ー強みを活かす仕組みとは、どのような取り組みでしょうか?
前山さん:強みや弱みというのは、今まで同じ時間や労力をかけてできているわけですよね。
でも、弱みはある一定のラインを迎えるとそれ以上にはならず、反対に、強みはもっともっと伸びると考えました。
能力のレーダーチャートに例えると、全ての項目を満たす必要はなく、得意不得意がある人でチームとしてすべての項目を満たせば良いという発想をしました。
強みを知り、強みを活かせる仕事をする
ー具体的にどのようなお仕事をされているのでしょうか?
前山さん:親会社の事務や軽作業の補助をしています。具体的には、個人情報の処理、封入封緘、名刺の作成と印刷、文書の電子化、データ入力などを行なっています。

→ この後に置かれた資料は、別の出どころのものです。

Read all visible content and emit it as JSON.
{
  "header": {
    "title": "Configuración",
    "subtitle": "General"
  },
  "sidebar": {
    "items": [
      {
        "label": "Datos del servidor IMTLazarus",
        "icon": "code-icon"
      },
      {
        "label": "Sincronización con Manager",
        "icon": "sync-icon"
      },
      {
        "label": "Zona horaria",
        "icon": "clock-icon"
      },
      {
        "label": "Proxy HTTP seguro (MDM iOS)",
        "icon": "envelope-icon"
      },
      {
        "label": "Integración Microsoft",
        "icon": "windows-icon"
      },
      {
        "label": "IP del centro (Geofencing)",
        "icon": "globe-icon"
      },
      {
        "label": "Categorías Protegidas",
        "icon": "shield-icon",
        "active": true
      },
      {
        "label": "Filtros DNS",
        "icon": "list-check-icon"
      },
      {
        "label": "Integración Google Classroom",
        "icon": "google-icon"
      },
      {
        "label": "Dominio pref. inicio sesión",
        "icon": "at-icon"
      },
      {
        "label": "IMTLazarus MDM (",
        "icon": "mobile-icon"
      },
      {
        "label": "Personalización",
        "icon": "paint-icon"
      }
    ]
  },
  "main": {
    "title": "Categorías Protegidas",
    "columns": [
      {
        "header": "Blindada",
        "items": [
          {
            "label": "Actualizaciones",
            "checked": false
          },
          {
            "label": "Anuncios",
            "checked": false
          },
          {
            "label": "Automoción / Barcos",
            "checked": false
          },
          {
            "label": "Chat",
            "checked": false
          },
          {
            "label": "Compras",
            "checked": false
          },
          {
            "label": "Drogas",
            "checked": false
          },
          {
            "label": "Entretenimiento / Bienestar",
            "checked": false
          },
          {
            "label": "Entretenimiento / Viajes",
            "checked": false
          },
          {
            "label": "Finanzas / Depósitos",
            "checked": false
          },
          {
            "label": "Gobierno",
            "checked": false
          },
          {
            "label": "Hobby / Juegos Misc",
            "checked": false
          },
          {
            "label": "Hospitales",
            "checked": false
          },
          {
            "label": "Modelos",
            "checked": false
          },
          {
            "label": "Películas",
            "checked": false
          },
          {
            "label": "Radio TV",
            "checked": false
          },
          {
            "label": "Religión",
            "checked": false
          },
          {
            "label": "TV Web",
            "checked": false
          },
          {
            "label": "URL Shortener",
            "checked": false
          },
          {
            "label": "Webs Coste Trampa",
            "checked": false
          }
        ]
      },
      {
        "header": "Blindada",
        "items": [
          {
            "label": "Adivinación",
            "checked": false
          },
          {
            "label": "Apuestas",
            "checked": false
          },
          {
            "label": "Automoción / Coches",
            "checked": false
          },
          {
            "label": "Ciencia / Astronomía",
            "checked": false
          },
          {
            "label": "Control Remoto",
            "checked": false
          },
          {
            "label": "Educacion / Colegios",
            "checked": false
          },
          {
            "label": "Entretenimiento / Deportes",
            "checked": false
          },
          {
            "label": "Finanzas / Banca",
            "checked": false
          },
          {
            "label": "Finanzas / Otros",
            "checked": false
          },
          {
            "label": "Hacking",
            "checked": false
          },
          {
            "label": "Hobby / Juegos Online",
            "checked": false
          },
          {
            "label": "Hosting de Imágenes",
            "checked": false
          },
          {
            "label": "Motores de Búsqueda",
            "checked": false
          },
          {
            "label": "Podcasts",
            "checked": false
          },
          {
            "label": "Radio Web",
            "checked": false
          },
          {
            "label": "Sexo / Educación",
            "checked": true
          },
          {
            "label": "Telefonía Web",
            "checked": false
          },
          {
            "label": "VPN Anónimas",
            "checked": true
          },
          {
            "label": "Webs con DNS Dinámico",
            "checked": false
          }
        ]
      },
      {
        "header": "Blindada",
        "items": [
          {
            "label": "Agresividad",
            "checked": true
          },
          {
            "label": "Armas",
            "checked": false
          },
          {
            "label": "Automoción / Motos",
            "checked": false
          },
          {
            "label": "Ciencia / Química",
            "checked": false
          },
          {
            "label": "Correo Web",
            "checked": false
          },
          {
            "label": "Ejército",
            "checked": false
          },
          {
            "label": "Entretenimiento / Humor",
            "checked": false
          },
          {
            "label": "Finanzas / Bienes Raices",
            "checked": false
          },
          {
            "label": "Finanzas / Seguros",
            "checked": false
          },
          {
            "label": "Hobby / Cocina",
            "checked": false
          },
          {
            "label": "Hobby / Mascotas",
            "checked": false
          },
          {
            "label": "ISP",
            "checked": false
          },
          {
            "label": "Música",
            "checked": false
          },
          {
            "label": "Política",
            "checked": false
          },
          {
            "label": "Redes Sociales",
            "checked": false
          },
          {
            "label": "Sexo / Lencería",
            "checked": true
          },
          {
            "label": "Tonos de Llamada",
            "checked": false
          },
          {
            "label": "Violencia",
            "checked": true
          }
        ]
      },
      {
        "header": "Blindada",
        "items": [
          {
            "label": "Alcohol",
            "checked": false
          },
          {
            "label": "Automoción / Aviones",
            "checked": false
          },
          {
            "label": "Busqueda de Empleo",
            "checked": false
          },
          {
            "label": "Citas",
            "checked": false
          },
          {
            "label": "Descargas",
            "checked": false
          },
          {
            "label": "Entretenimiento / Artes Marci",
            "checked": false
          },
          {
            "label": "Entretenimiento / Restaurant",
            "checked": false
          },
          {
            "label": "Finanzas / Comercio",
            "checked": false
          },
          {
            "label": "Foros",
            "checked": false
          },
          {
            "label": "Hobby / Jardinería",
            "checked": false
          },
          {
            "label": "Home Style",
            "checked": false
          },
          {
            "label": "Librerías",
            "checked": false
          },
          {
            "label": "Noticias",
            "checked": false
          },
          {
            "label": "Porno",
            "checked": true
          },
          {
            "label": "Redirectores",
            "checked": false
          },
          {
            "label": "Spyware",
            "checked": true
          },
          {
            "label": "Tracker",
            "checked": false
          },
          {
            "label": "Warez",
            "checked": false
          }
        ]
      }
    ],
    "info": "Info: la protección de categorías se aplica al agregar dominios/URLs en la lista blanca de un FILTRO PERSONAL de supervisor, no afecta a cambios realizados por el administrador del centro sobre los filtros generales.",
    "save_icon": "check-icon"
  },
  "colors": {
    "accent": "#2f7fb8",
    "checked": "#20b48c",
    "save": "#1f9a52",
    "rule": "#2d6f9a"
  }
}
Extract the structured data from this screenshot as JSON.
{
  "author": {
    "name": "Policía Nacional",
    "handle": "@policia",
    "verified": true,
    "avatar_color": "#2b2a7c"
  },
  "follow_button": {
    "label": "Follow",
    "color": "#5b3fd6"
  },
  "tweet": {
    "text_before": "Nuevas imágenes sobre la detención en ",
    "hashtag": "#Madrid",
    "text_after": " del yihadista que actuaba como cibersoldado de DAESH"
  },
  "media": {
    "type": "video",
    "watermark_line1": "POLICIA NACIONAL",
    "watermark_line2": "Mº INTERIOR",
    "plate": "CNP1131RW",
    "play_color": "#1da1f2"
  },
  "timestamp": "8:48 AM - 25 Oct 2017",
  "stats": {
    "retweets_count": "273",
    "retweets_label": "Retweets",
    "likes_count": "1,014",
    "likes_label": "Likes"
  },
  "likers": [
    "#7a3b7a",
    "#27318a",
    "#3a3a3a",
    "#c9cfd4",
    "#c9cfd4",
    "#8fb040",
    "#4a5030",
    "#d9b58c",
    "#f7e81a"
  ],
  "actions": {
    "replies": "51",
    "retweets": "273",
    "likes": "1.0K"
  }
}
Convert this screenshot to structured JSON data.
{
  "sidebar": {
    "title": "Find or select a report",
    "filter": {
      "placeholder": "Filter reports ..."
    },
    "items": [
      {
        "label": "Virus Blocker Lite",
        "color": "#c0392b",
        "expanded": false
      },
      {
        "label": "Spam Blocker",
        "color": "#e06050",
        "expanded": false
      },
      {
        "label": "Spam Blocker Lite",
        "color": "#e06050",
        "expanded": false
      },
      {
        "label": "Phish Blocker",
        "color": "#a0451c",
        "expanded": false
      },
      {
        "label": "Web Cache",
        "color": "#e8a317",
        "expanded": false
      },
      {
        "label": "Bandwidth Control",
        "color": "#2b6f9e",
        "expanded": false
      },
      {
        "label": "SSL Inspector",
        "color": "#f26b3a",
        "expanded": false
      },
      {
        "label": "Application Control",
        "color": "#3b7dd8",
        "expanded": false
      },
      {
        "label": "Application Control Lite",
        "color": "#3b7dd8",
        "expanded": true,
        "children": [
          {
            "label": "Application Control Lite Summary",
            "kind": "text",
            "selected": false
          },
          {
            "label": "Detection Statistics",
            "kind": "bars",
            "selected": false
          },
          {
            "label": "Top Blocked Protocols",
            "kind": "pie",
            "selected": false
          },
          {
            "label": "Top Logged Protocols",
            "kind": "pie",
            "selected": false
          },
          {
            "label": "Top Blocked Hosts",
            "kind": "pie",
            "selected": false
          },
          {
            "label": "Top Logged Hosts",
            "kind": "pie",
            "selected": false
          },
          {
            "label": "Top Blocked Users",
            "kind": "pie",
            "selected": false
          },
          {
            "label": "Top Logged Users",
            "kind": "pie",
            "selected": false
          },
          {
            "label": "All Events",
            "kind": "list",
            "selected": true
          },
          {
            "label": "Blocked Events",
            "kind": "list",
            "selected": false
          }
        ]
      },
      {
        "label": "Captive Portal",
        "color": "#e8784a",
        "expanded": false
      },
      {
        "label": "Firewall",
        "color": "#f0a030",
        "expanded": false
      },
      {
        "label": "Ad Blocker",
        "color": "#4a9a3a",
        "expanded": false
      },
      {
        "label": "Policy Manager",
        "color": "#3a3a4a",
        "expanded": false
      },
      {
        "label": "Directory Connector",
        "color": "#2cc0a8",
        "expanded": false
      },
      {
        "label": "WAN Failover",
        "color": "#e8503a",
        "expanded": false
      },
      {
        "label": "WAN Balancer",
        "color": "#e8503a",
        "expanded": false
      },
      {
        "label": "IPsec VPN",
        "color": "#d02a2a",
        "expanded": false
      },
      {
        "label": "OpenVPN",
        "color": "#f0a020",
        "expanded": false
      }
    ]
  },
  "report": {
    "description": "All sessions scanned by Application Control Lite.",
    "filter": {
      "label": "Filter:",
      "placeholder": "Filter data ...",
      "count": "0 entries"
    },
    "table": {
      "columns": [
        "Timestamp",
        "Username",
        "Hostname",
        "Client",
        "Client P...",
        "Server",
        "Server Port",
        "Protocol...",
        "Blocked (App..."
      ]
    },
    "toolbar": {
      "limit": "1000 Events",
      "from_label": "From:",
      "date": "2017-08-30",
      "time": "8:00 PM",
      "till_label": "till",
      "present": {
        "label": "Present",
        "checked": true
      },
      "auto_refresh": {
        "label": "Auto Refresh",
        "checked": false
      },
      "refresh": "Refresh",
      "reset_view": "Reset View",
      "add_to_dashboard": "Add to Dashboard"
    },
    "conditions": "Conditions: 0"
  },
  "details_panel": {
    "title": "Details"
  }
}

設立当初は、全く仕事がもらえなかったとお話しましたが、その時の本社への依頼の仕方は「締め切りがゆったりめで、判断基準が明瞭な仕事」でした。でも、それでは仕事がもらえないことに気付き、”ホスピタリティ”と”正確性”という強みを活かせる仕事を探し、現在に至ります。
ー業務の中で、”ホスピタリティ”と”正確性”が活かされている事例があれば教えてください。
前山さん:名刺作成を事例として挙げると、本社の全社員の名刺を作成し、梱包する際に『39(ありがとう)カード』というものを必ず付けています。
そうやって、定期的に全社員へ向けてメッセージを届け、感謝を伝えています。
その積み重ねによって弊社を応援してくれる社員も増え、今では、社内の困り事や仕事をまとめて届けてくれる本社社員もいます。
ーそれは素晴らしいですね。”ホスピタリティ”と”正確性”が強みであると明言してから『39(ありがとう)カード』を始めたということですね。
前山さん:そうです。ただ、社員に”ホスピタリティ”や”正確性”を大切にしようと伝えると、障がいのある方は不安になってしまうと考え、不安や負担感を下げる工夫をしています。
弊社は、ペアで仕事をすることがとても多いのですが、二人で同じものを確認する『デュアルチェック』という形式をとっています。
ダブルチェックとの違いは、一方がもう一方のチェックをするのではなく、”共に確認をする”という点です。二人で一緒に確認することで、安心感が生まれ、生産性も高まったと感じます。